An electronic ratchet is required in nanostructured intermediate band solar cells

TL;DR

This paper analyzes the limitations of nanostructured intermediate band solar cells and proposes that incorporating an electronic ratchet mechanism can overcome these challenges, enabling higher efficiencies.

Contribution

It demonstrates that electronic ratchets reduce sensitivity to nanostructure limitations and highlights advantages of quantum well devices over quantum dots.

Findings

Electronic ratchets improve efficiency robustness.

Quantum wells outperform quantum dots in this context.

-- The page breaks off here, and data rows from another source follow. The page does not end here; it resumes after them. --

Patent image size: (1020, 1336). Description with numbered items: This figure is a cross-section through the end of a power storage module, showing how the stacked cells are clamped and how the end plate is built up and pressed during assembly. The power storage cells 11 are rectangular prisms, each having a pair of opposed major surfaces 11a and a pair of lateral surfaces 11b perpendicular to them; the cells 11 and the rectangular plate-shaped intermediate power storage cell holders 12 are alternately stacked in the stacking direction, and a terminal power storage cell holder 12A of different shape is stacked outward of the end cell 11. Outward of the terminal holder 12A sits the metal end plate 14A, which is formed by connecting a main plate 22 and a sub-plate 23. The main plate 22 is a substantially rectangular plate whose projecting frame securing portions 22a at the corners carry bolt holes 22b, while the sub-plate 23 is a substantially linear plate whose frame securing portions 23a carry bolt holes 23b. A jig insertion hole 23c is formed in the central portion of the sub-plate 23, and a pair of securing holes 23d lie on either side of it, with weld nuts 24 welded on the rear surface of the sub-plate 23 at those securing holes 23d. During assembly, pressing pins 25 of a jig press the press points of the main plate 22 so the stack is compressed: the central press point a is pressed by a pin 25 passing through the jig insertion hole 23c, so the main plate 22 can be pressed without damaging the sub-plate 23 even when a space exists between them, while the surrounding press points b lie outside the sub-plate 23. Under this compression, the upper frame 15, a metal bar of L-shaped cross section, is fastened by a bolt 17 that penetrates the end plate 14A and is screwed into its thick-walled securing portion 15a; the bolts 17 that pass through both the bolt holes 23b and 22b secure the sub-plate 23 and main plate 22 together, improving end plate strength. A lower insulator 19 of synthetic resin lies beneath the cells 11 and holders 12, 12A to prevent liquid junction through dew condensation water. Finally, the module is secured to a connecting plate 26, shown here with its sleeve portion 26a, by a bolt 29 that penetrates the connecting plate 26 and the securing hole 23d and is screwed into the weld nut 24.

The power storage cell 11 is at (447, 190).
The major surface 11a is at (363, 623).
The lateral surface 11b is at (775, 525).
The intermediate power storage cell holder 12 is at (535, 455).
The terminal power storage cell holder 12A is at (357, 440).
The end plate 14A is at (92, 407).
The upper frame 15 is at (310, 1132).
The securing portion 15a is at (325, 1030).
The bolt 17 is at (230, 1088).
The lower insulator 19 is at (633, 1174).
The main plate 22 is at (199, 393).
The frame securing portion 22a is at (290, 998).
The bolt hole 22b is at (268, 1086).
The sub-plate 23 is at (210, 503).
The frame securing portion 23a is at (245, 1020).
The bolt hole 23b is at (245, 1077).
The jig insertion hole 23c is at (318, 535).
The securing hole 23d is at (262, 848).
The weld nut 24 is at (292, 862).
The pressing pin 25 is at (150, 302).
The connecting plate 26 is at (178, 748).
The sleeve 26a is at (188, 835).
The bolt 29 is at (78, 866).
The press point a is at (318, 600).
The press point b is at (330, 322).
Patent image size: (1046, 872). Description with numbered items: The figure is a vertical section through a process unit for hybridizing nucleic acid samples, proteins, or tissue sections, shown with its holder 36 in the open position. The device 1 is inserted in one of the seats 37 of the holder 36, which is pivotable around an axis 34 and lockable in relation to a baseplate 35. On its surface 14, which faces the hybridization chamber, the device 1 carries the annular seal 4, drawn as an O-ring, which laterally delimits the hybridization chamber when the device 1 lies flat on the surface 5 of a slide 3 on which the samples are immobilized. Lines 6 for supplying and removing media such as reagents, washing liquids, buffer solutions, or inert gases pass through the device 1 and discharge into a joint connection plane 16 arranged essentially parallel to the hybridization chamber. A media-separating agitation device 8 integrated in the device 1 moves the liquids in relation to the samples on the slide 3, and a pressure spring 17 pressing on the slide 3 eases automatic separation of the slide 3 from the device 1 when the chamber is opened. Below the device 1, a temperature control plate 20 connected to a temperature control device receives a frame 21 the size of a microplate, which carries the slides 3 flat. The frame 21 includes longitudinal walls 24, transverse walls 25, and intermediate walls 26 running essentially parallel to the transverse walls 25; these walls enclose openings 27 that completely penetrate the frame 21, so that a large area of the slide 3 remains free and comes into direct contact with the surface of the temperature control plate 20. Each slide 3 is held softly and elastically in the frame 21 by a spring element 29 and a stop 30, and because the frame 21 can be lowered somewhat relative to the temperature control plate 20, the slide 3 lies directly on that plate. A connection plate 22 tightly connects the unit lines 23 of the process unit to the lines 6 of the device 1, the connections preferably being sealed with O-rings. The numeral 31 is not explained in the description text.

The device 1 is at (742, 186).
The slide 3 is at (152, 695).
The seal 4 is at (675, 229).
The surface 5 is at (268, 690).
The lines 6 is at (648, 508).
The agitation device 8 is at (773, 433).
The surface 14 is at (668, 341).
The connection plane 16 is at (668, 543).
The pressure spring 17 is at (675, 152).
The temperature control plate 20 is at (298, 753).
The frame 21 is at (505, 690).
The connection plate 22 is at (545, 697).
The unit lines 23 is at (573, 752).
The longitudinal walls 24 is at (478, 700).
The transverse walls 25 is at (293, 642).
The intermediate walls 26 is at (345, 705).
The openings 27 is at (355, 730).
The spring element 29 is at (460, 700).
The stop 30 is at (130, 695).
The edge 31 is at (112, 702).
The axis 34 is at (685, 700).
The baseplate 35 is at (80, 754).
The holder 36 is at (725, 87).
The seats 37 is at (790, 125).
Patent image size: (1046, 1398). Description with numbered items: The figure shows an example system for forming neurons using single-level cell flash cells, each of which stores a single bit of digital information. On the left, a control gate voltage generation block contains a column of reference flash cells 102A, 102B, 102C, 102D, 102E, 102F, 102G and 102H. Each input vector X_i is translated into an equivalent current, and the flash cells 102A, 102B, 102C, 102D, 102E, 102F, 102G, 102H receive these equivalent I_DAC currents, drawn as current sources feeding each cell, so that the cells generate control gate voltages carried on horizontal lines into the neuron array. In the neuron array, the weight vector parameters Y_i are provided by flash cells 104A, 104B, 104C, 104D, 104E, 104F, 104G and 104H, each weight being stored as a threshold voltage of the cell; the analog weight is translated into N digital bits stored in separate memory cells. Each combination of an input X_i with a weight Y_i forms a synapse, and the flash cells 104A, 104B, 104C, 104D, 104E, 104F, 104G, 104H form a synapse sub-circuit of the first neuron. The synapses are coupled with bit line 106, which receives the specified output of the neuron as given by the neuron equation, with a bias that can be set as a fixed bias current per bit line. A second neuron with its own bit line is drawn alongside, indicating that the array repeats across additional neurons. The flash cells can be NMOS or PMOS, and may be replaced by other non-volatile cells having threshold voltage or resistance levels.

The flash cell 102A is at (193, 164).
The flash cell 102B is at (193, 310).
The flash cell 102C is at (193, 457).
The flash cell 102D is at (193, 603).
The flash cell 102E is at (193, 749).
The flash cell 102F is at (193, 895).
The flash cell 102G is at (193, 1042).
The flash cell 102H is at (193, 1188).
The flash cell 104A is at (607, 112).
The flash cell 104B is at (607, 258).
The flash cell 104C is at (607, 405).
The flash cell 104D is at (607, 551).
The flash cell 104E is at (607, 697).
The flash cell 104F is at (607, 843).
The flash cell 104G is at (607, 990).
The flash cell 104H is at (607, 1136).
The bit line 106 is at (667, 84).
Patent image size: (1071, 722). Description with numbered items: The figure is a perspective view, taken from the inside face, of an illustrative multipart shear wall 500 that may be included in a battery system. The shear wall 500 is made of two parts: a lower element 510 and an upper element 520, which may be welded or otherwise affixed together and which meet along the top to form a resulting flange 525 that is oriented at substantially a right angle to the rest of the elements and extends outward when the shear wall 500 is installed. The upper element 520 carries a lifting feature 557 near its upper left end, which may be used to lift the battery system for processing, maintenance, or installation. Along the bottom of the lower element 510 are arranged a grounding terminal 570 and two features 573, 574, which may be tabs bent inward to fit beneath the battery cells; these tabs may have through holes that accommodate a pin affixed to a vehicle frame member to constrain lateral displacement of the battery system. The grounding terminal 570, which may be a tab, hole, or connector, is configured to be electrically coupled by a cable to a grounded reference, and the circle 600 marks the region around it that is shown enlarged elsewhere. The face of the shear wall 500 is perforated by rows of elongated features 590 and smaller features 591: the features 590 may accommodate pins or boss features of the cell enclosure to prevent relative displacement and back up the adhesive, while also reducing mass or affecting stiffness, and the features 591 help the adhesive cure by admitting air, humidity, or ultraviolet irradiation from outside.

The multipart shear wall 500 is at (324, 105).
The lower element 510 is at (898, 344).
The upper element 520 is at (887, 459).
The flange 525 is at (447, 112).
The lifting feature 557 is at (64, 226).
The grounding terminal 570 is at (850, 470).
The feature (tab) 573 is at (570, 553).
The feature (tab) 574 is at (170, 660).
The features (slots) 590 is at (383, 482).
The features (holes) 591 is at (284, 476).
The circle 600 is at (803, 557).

Current materials cannot surpass single junction cell efficiencies.

Abstract

We investigate in this letter the intrinsic properties that have limited the efficiency of nanostructured intermediate band solar cells. Those devices take advantage of intra-band transitions, which occur on narrow energy width, and present low radiative recombination efficiency. We derive the minimum requirements in terms of those two characteristics to achieve efficiencies in excess of the Shockley-Queisser limit, and show that compatible nanostructures are challenging to obtain. Especially, we evidence that currently experimentally considered materials cannot overcome the best single junction cells. In order to solve those issues, we consider devices including an electronic ratchet mechanism. Firstly, such devices are shown to be much less sensitive on the limitations of the nanostructures characteristics, so that requirements for high efficiencies can be met. Secondly, we show that quantum well devices present advantages over their quantum dots counterparts, although they have attracted much less interest so far.